O advogado conta que as faculdades, de forma geral, se comportam como uma "ilha autossuficiente", na qual não há uma integração de atividades do curso com o objetivo de preparar para a prática. O aluno, ao fim da graduação, não se sente pronto para encarar o mundo do trabalho. Segundo ele, isso sempre gera um prejuízo ao formando, que não saberá qual próximo passo a ser tomado por não ter uma experiência concreta.
Apesar de tudo, Jefferson diz estar pronto para assumir uma colocação. "No entanto, dentro de regras objetivas exigidas para ocupar um cargo, sinto que deixo margens para passar uma imagem de despreparado, porque há um excesso de requisitos exigidos previamente em um emprego", pondera.
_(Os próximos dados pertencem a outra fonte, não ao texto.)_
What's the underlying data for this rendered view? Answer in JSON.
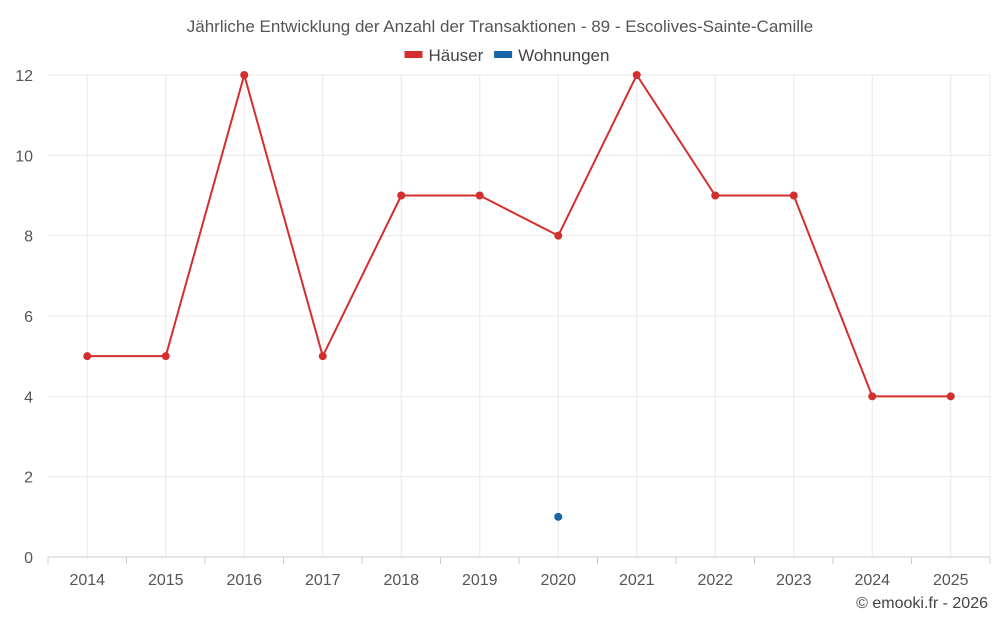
{
  "chart_data": {
    "type": "line",
    "title": "Jährliche Entwicklung der Anzahl der Transaktionen - 89 - Escolives-Sainte-Camille",
    "categories": [
      "2014",
      "2015",
      "2016",
      "2017",
      "2018",
      "2019",
      "2020",
      "2021",
      "2022",
      "2023",
      "2024",
      "2025"
    ],
    "series": [
      {
        "name": "Häuser",
        "color": "#d32f2f",
        "values": [
          5,
          5,
          12,
          5,
          9,
          9,
          8,
          12,
          9,
          9,
          4,
          4
        ]
      },
      {
        "name": "Wohnungen",
        "color": "#1565a8",
        "values": [
          null,
          null,
          null,
          null,
          null,
          null,
          1,
          null,
          null,
          null,
          null,
          null
        ]
      }
    ],
    "ylim": [
      0,
      12
    ],
    "yticks": [
      0,
      2,
      4,
      6,
      8,
      10,
      12
    ],
    "xlabel": "",
    "ylabel": "",
    "grid": true,
    "legend_position": "top-center"
  },
  "footer": {
    "credit": "© emooki.fr - 2026"
  }
}
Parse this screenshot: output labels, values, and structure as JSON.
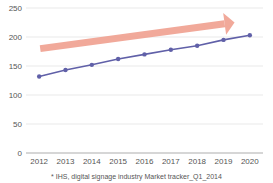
{
  "chart_data": {
    "type": "line",
    "x": [
      2012,
      2013,
      2014,
      2015,
      2016,
      2017,
      2018,
      2019,
      2020
    ],
    "values": [
      132,
      143,
      152,
      162,
      170,
      178,
      185,
      195,
      203
    ],
    "color": "#6060a8",
    "marker": "circle",
    "xlim": [
      2011.5,
      2020.5
    ],
    "xticks": [
      2012,
      2013,
      2014,
      2015,
      2016,
      2017,
      2018,
      2019,
      2020
    ],
    "ylim": [
      0,
      250
    ],
    "yticks": [
      0,
      50,
      100,
      150,
      200,
      250
    ],
    "grid": true,
    "footnote": "* IHS, digital signage industry Market tracker_Q1_2014"
  }
}
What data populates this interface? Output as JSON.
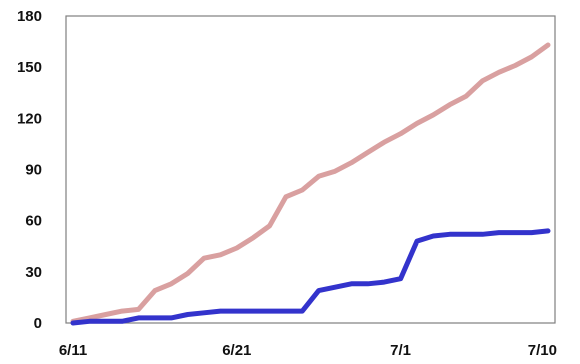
{
  "chart_data": {
    "type": "line",
    "title": "",
    "xlabel": "",
    "ylabel": "",
    "x_axis": {
      "type": "date",
      "range": [
        "6/11",
        "7/10"
      ],
      "tick_labels": [
        "6/11",
        "6/21",
        "7/1",
        "7/10"
      ]
    },
    "y_axis": {
      "range": [
        0,
        180
      ],
      "ticks": [
        0,
        30,
        60,
        90,
        120,
        150,
        180
      ],
      "tick_labels": [
        "0",
        "30",
        "60",
        "90",
        "120",
        "150",
        "180"
      ]
    },
    "grid": false,
    "legend": "none",
    "x": [
      "6/11",
      "6/12",
      "6/13",
      "6/14",
      "6/15",
      "6/16",
      "6/17",
      "6/18",
      "6/19",
      "6/20",
      "6/21",
      "6/22",
      "6/23",
      "6/24",
      "6/25",
      "6/26",
      "6/27",
      "6/28",
      "6/29",
      "6/30",
      "7/1",
      "7/2",
      "7/3",
      "7/4",
      "7/5",
      "7/6",
      "7/7",
      "7/8",
      "7/9",
      "7/10"
    ],
    "series": [
      {
        "color": "#d9a0a0",
        "values": [
          1,
          3,
          5,
          7,
          8,
          19,
          23,
          29,
          38,
          40,
          44,
          50,
          57,
          74,
          78,
          86,
          89,
          94,
          100,
          106,
          111,
          117,
          122,
          128,
          133,
          142,
          147,
          151,
          156,
          163
        ]
      },
      {
        "color": "#3333cc",
        "values": [
          0,
          1,
          1,
          1,
          3,
          3,
          3,
          5,
          6,
          7,
          7,
          7,
          7,
          7,
          7,
          19,
          21,
          23,
          23,
          24,
          26,
          48,
          51,
          52,
          52,
          52,
          53,
          53,
          53,
          54
        ]
      }
    ]
  }
}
"É uma necessidade quase fora do normal de experiência prévia ou networking extremamente eficiente para você conseguir uma colocação dentro do mercado, principalmente nesse início de carreira", argumenta o advogado.
Treinamento
Daniela Caetano, gestora do projeto Engajafro, faz a ponte entre profissionais que estão desempregados e empresas. Na proposta, que é voltada para pessoas negras, a especialistas em recursos humanos ajuda no processo de preparação de currículo e criação de LinkedIn. Além disso, a profissional tira dúvidas sobre entrevistas e dinâmicas de processo seletivo. Ou seja, o trabalho da empresa é instruir brasileiros para conseguir um emprego.
"É um deficit que tenho observado na população negra, ela não está no mercado de trabalho. Quanto mais a gente qualificar essas pessoas e deixá-las aptas a exercer cargos, maior será o número de negros em posições de liderança e ingressando em empresas", argumenta.
A gestora também afirma que as universidades não têm preparado bem os alunos para o mercado de trabalho. A grande maioria dos conteúdos são teóricos, mas a parte prática, apesar de ter estágio, está distante e é diferente da "vida real". Ela diz que mesmo que algumas instituições deem mais atenção à vivência prática, ainda é uma exceção.
"Não é em toda experiência que você vai utilizar a parte teórica. As empresas focam mais na questão da prática", afirma. Até por conta disso, segundo Daniela, alguns locais não costumam contratar profissionais sem experiência, por não acreditar no desempenho sozinho da universidade na vida do recém-formado. Ela assegura que não acha irrelevante a graduação, inclusive incentiva que seja feita, mas não pensa também que a formação seja suficiente para conseguir um emprego.
A especialista na área de RH pontua que as instituições de ensino deveriam colocar em debate a questão de como fazer um currículo e passar em uma entrevista de emprego ou processo seletivo. "Na minha universidade tinha uma oficina para o pessoal de RH, da gestão. Eles promoviam essas oficinas, mas não é toda universidade que faz isso e eu acho que é por esse motivo que os profissionais não saem prontos", considera. De acordo com Daniela, o aluno sai preparado na área de conhecimento, no entanto, as habilidades deixam a desejar. (A.L.A) e (M.S.)